In non-human primate (NHP) experiments, Anktiva activated CD8+ T cells and NK cells and directed them to lymphoid organs, including T cell-protected areas like B-cell follicles, simultaneously reducing the amount of virus present. NHPs infected for 1+ years with simian immunodeficiency virus (SIV) were given Anktiva weekly for four weeks, resulting in a significant reduction of plasma viremia.
Anktiva has also shown strong activation of SIV from latency in NHPs that were also CD8+-depleted, indicating an additional mechanism for shocking HIV from hiding and perturbing the viral reservoir that will be necessary in HIV cure strategies.
In unpublished NHP data, Anktiva and one to two anti-HIV broadly-neutralizing antibodies (bNAbs) allowed long-term suppression of simian/human immunodeficiency virus replication without antiretroviral therapy in 9 of the 13 animals.
ACTG/NIAID: Anktiva plus anti-HIV Broadly Neutralizing Antibodies The purpose of this Phase 1 “HIV Cure Study” is to evaluate the safety, tolerability, and efficacy of N-803, an IL-15 superagonist, with or without combination broadly neutralizing antibodies (bNAbs), to induce HIV-1 control during analytic treatment interruption (ATI). The study (A5386), began in May of 2021 and will enroll 46 participants. It is sponsored by the National Institute of Allergy and Infectious Diseases (NIAID) and the AIDS Clinical Trials Group (ACTG), the largest global HIV research network.

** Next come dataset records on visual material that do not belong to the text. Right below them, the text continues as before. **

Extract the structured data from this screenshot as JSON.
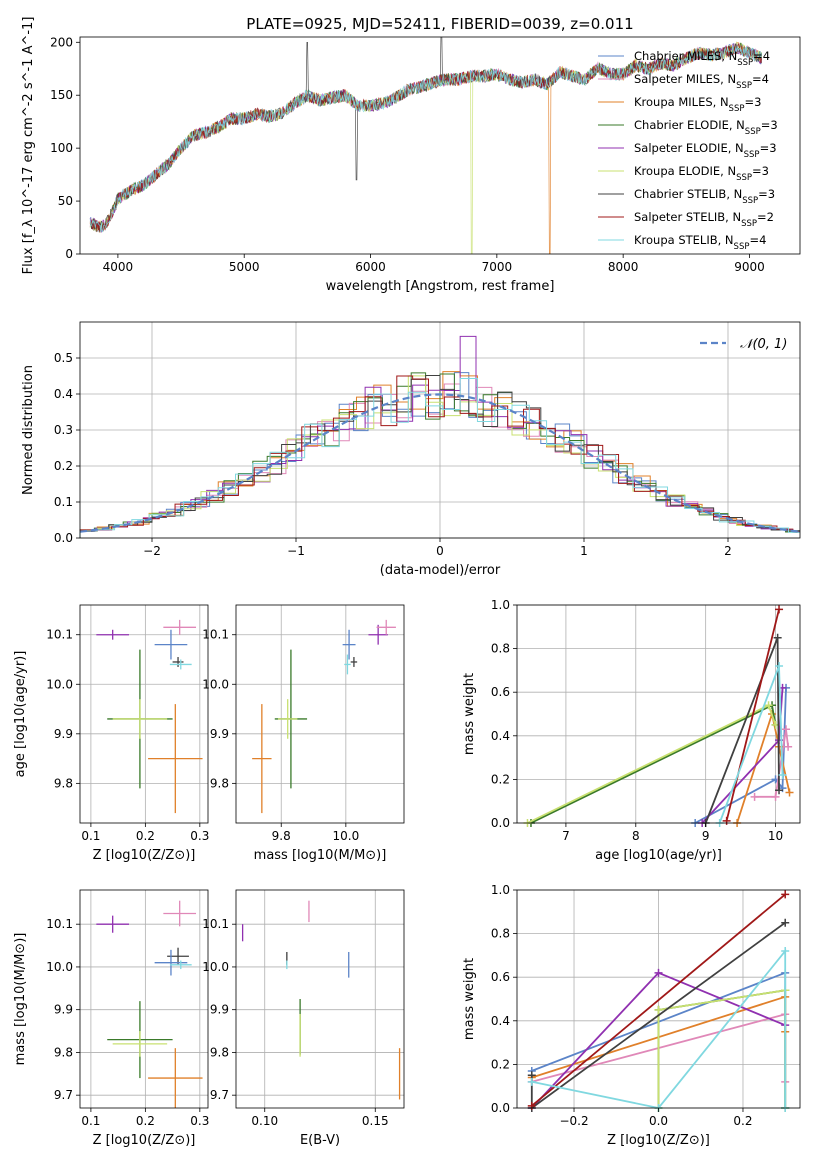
{
  "title": "PLATE=0925, MJD=52411, FIBERID=0039, z=0.011",
  "colors": {
    "Chabrier MILES": "#5b84c8",
    "Salpeter MILES": "#e088b8",
    "Kroupa MILES": "#e0802a",
    "Chabrier ELODIE": "#3a7a2a",
    "Salpeter ELODIE": "#9030b0",
    "Kroupa ELODIE": "#c8e070",
    "Chabrier STELIB": "#404040",
    "Salpeter STELIB": "#a01818",
    "Kroupa STELIB": "#80d8e0"
  },
  "chart_data": [
    {
      "id": "spectrum",
      "type": "line",
      "xlabel": "wavelength [Angstrom, rest frame]",
      "ylabel": "Flux [f_λ 10^-17 erg cm^-2 s^-1 A^-1]",
      "xlim": [
        3700,
        9400
      ],
      "ylim": [
        0,
        205
      ],
      "xticks": [
        4000,
        5000,
        6000,
        7000,
        8000,
        9000
      ],
      "yticks": [
        0,
        50,
        100,
        150,
        200
      ],
      "legend_position": "top-right",
      "legend": [
        {
          "model": "Chabrier MILES",
          "n": "4"
        },
        {
          "model": "Salpeter MILES",
          "n": "4"
        },
        {
          "model": "Kroupa MILES",
          "n": "3"
        },
        {
          "model": "Chabrier ELODIE",
          "n": "3"
        },
        {
          "model": "Salpeter ELODIE",
          "n": "3"
        },
        {
          "model": "Kroupa ELODIE",
          "n": "3"
        },
        {
          "model": "Chabrier STELIB",
          "n": "3"
        },
        {
          "model": "Salpeter STELIB",
          "n": "2"
        },
        {
          "model": "Kroupa STELIB",
          "n": "4"
        }
      ],
      "continuum": {
        "x": [
          3780,
          3850,
          3900,
          3950,
          4000,
          4100,
          4200,
          4300,
          4400,
          4500,
          4600,
          4700,
          4800,
          4900,
          5000,
          5100,
          5200,
          5300,
          5400,
          5500,
          5600,
          5700,
          5800,
          5900,
          6000,
          6100,
          6200,
          6300,
          6400,
          6500,
          6600,
          6700,
          6800,
          6900,
          7000,
          7100,
          7200,
          7300,
          7400,
          7500,
          7600,
          7700,
          7800,
          7900,
          8000,
          8100,
          8200,
          8300,
          8400,
          8500,
          8600,
          8700,
          8800,
          8900,
          9000,
          9100
        ],
        "y": [
          30,
          25,
          28,
          38,
          52,
          60,
          65,
          75,
          85,
          100,
          112,
          115,
          120,
          128,
          128,
          132,
          130,
          133,
          142,
          150,
          145,
          148,
          150,
          140,
          140,
          142,
          148,
          155,
          158,
          162,
          165,
          165,
          168,
          168,
          170,
          165,
          162,
          165,
          160,
          172,
          168,
          165,
          176,
          170,
          170,
          178,
          175,
          180,
          178,
          185,
          190,
          188,
          190,
          195,
          190,
          185
        ]
      }
    },
    {
      "id": "residuals",
      "type": "histogram",
      "xlabel": "(data-model)/error",
      "ylabel": "Normed distribution",
      "xlim": [
        -2.5,
        2.5
      ],
      "ylim": [
        0,
        0.6
      ],
      "xticks": [
        -2,
        -1,
        0,
        1,
        2
      ],
      "yticks": [
        0.0,
        0.1,
        0.2,
        0.3,
        0.4,
        0.5
      ],
      "legend_label": "𝒩(0, 1)",
      "legend_position": "top-right",
      "grid": true
    },
    {
      "id": "age-vs-Z",
      "type": "scatter",
      "xlabel": "Z [log10(Z/Z⊙)]",
      "ylabel": "age  [log10(age/yr)]",
      "xlim": [
        0.08,
        0.315
      ],
      "ylim": [
        9.72,
        10.16
      ],
      "xticks": [
        0.1,
        0.2,
        0.3
      ],
      "yticks": [
        9.8,
        9.9,
        10.0,
        10.1
      ],
      "grid": true,
      "points": [
        {
          "model": "Salpeter ELODIE",
          "x": 0.14,
          "y": 10.1,
          "xerr": 0.03,
          "yerr": 0.01
        },
        {
          "model": "Salpeter MILES",
          "x": 0.263,
          "y": 10.115,
          "xerr": 0.03,
          "yerr": 0.015
        },
        {
          "model": "Chabrier MILES",
          "x": 0.247,
          "y": 10.08,
          "xerr": 0.03,
          "yerr": 0.03
        },
        {
          "model": "Chabrier STELIB",
          "x": 0.26,
          "y": 10.045,
          "xerr": 0.01,
          "yerr": 0.01
        },
        {
          "model": "Kroupa STELIB",
          "x": 0.265,
          "y": 10.04,
          "xerr": 0.02,
          "yerr": 0.01
        },
        {
          "model": "Chabrier ELODIE",
          "x": 0.19,
          "y": 9.93,
          "xerr": 0.06,
          "yerr": 0.14
        },
        {
          "model": "Kroupa ELODIE",
          "x": 0.19,
          "y": 9.93,
          "xerr": 0.05,
          "yerr": 0.04
        },
        {
          "model": "Kroupa MILES",
          "x": 0.255,
          "y": 9.85,
          "xerr": 0.05,
          "yerr": 0.11
        }
      ]
    },
    {
      "id": "age-vs-mass",
      "type": "scatter",
      "xlabel": "mass [log10(M/M⊙)]",
      "ylabel": "",
      "xlim": [
        9.66,
        10.18
      ],
      "ylim": [
        9.72,
        10.16
      ],
      "xticks": [
        9.8,
        10.0
      ],
      "yticks": [
        9.8,
        9.9,
        10.0,
        10.1
      ],
      "grid": true,
      "points": [
        {
          "model": "Salpeter ELODIE",
          "x": 10.1,
          "y": 10.1,
          "xerr": 0.03,
          "yerr": 0.02
        },
        {
          "model": "Salpeter MILES",
          "x": 10.125,
          "y": 10.115,
          "xerr": 0.03,
          "yerr": 0.015
        },
        {
          "model": "Chabrier MILES",
          "x": 10.01,
          "y": 10.08,
          "xerr": 0.02,
          "yerr": 0.03
        },
        {
          "model": "Chabrier STELIB",
          "x": 10.025,
          "y": 10.045,
          "xerr": 0.01,
          "yerr": 0.01
        },
        {
          "model": "Kroupa STELIB",
          "x": 10.005,
          "y": 10.04,
          "xerr": 0.01,
          "yerr": 0.02
        },
        {
          "model": "Chabrier ELODIE",
          "x": 9.83,
          "y": 9.93,
          "xerr": 0.05,
          "yerr": 0.14
        },
        {
          "model": "Kroupa ELODIE",
          "x": 9.82,
          "y": 9.93,
          "xerr": 0.03,
          "yerr": 0.04
        },
        {
          "model": "Kroupa MILES",
          "x": 9.74,
          "y": 9.85,
          "xerr": 0.03,
          "yerr": 0.11
        }
      ]
    },
    {
      "id": "weight-vs-age",
      "type": "line",
      "xlabel": "age  [log10(age/yr)]",
      "ylabel": "mass weight",
      "xlim": [
        6.3,
        10.35
      ],
      "ylim": [
        0,
        1
      ],
      "xticks": [
        7,
        8,
        9,
        10
      ],
      "yticks": [
        0.0,
        0.2,
        0.4,
        0.6,
        0.8,
        1.0
      ],
      "grid": true,
      "series": [
        {
          "model": "Chabrier MILES",
          "x": [
            8.85,
            10.0,
            10.1,
            10.15
          ],
          "y": [
            0.0,
            0.2,
            0.16,
            0.62
          ]
        },
        {
          "model": "Salpeter MILES",
          "x": [
            9.7,
            10.0,
            10.15,
            10.18
          ],
          "y": [
            0.12,
            0.12,
            0.43,
            0.35
          ]
        },
        {
          "model": "Kroupa MILES",
          "x": [
            9.45,
            9.95,
            10.05,
            10.2
          ],
          "y": [
            0.0,
            0.5,
            0.35,
            0.14
          ]
        },
        {
          "model": "Chabrier ELODIE",
          "x": [
            6.5,
            9.95,
            10.0
          ],
          "y": [
            0.0,
            0.54,
            0.45
          ]
        },
        {
          "model": "Salpeter ELODIE",
          "x": [
            8.95,
            10.05,
            10.1
          ],
          "y": [
            0.0,
            0.38,
            0.62
          ]
        },
        {
          "model": "Kroupa ELODIE",
          "x": [
            6.45,
            9.9,
            10.0
          ],
          "y": [
            0.0,
            0.54,
            0.45
          ]
        },
        {
          "model": "Chabrier STELIB",
          "x": [
            9.0,
            10.03,
            10.05
          ],
          "y": [
            0.0,
            0.85,
            0.15
          ]
        },
        {
          "model": "Salpeter STELIB",
          "x": [
            9.3,
            10.05
          ],
          "y": [
            0.01,
            0.98
          ]
        },
        {
          "model": "Kroupa STELIB",
          "x": [
            9.2,
            10.05,
            10.1
          ],
          "y": [
            0.0,
            0.72,
            0.22
          ]
        }
      ]
    },
    {
      "id": "mass-vs-Z",
      "type": "scatter",
      "xlabel": "Z [log10(Z/Z⊙)]",
      "ylabel": "mass [log10(M/M⊙)]",
      "xlim": [
        0.08,
        0.315
      ],
      "ylim": [
        9.67,
        10.18
      ],
      "xticks": [
        0.1,
        0.2,
        0.3
      ],
      "yticks": [
        9.7,
        9.8,
        9.9,
        10.0,
        10.1
      ],
      "grid": true,
      "points": [
        {
          "model": "Salpeter ELODIE",
          "x": 0.14,
          "y": 10.1,
          "xerr": 0.03,
          "yerr": 0.02
        },
        {
          "model": "Salpeter MILES",
          "x": 0.263,
          "y": 10.125,
          "xerr": 0.03,
          "yerr": 0.03
        },
        {
          "model": "Chabrier STELIB",
          "x": 0.26,
          "y": 10.025,
          "xerr": 0.02,
          "yerr": 0.02
        },
        {
          "model": "Chabrier MILES",
          "x": 0.247,
          "y": 10.01,
          "xerr": 0.03,
          "yerr": 0.03
        },
        {
          "model": "Kroupa STELIB",
          "x": 0.265,
          "y": 10.005,
          "xerr": 0.02,
          "yerr": 0.01
        },
        {
          "model": "Chabrier ELODIE",
          "x": 0.19,
          "y": 9.83,
          "xerr": 0.06,
          "yerr": 0.09
        },
        {
          "model": "Kroupa ELODIE",
          "x": 0.19,
          "y": 9.82,
          "xerr": 0.05,
          "yerr": 0.03
        },
        {
          "model": "Kroupa MILES",
          "x": 0.255,
          "y": 9.74,
          "xerr": 0.05,
          "yerr": 0.07
        }
      ]
    },
    {
      "id": "mass-vs-EBV",
      "type": "scatter",
      "xlabel": "E(B-V)",
      "ylabel": "",
      "xlim": [
        0.087,
        0.163
      ],
      "ylim": [
        9.67,
        10.18
      ],
      "xticks": [
        0.1,
        0.15
      ],
      "yticks": [
        9.7,
        9.8,
        9.9,
        10.0,
        10.1
      ],
      "grid": true,
      "points": [
        {
          "model": "Salpeter ELODIE",
          "x": 0.09,
          "y": 10.08,
          "xerr": 0.0,
          "yerr": 0.02
        },
        {
          "model": "Salpeter MILES",
          "x": 0.12,
          "y": 10.13,
          "xerr": 0.0,
          "yerr": 0.025
        },
        {
          "model": "Chabrier STELIB",
          "x": 0.11,
          "y": 10.02,
          "xerr": 0.0,
          "yerr": 0.015
        },
        {
          "model": "Kroupa STELIB",
          "x": 0.11,
          "y": 10.005,
          "xerr": 0.0,
          "yerr": 0.01
        },
        {
          "model": "Chabrier MILES",
          "x": 0.138,
          "y": 10.005,
          "xerr": 0.0,
          "yerr": 0.03
        },
        {
          "model": "Chabrier ELODIE",
          "x": 0.116,
          "y": 9.86,
          "xerr": 0.0,
          "yerr": 0.065
        },
        {
          "model": "Kroupa ELODIE",
          "x": 0.116,
          "y": 9.84,
          "xerr": 0.0,
          "yerr": 0.05
        },
        {
          "model": "Kroupa MILES",
          "x": 0.161,
          "y": 9.75,
          "xerr": 0.0,
          "yerr": 0.06
        }
      ]
    },
    {
      "id": "weight-vs-Z",
      "type": "line",
      "xlabel": "Z [log10(Z/Z⊙)]",
      "ylabel": "mass weight",
      "xlim": [
        -0.335,
        0.335
      ],
      "ylim": [
        0,
        1
      ],
      "xticks": [
        -0.2,
        0.0,
        0.2
      ],
      "yticks": [
        0.0,
        0.2,
        0.4,
        0.6,
        0.8,
        1.0
      ],
      "grid": true,
      "series": [
        {
          "model": "Chabrier MILES",
          "x": [
            -0.3,
            0.3,
            0.3
          ],
          "y": [
            0.17,
            0.62,
            0.0
          ]
        },
        {
          "model": "Salpeter MILES",
          "x": [
            -0.3,
            0.3,
            0.3
          ],
          "y": [
            0.12,
            0.43,
            0.12
          ]
        },
        {
          "model": "Kroupa MILES",
          "x": [
            -0.3,
            0.3,
            0.3
          ],
          "y": [
            0.14,
            0.51,
            0.35
          ]
        },
        {
          "model": "Chabrier ELODIE",
          "x": [
            0.0,
            0.0,
            0.3,
            0.3
          ],
          "y": [
            0.0,
            0.45,
            0.54,
            0.0
          ]
        },
        {
          "model": "Salpeter ELODIE",
          "x": [
            -0.3,
            0.0,
            0.3
          ],
          "y": [
            0.0,
            0.62,
            0.38
          ]
        },
        {
          "model": "Kroupa ELODIE",
          "x": [
            0.0,
            0.0,
            0.3,
            0.3
          ],
          "y": [
            0.0,
            0.45,
            0.54,
            0.0
          ]
        },
        {
          "model": "Chabrier STELIB",
          "x": [
            -0.3,
            -0.3,
            0.3
          ],
          "y": [
            0.15,
            0.0,
            0.85
          ]
        },
        {
          "model": "Salpeter STELIB",
          "x": [
            -0.3,
            0.3
          ],
          "y": [
            0.01,
            0.98
          ]
        },
        {
          "model": "Kroupa STELIB",
          "x": [
            -0.3,
            0.0,
            0.3,
            0.3
          ],
          "y": [
            0.12,
            0.0,
            0.72,
            0.0
          ]
        }
      ]
    }
  ]
}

Reducing HIV Persistence in Lymph Nodes by Interleukin-15 (IL-15) Receptor Super-agonist (N-803) in Acute HIV Infection The Phase 2, randomized and unblinded study is designed to investigate safety, tolerability and immunostimulatory effects of Anktiva administration during acute HIV infection began in April 2021. Anktiva is being administered subcutaneously at weeks zero, three and six and it is being used along with antiretroviral therapy (ART) to determine whether Anktiva’s immunostimulatory effects reduce HIV titers during the acute stage of infection. This study is being conducted by the Walter Reed Army Institute of Research’s U.S. Military HIV Research Program (MHRP) at the Thai Red Cross AIDS Research Centre in Bangkok. The study duration is 12 weeks and will enroll 15 participants.
Forty years after HIV was discovered, it continues to claim more than a million lives worldwide annually. While antiretrovirals have improved patient outcomes and significantly decreased morbidity and mortality, there is neither a vaccine nor a cure for HIV infection. ImmunityBio is therefore searching for a solution that will impact the HIV reservoir. We are studying how a combination therapy with Anktiva, our IL-15 superagonist, which activates NK and CD8+ T cells together with broadly neutralizing antibodies, may stimulate the immune system to enable immune control of HIV in the absence of antiretroviral treatment.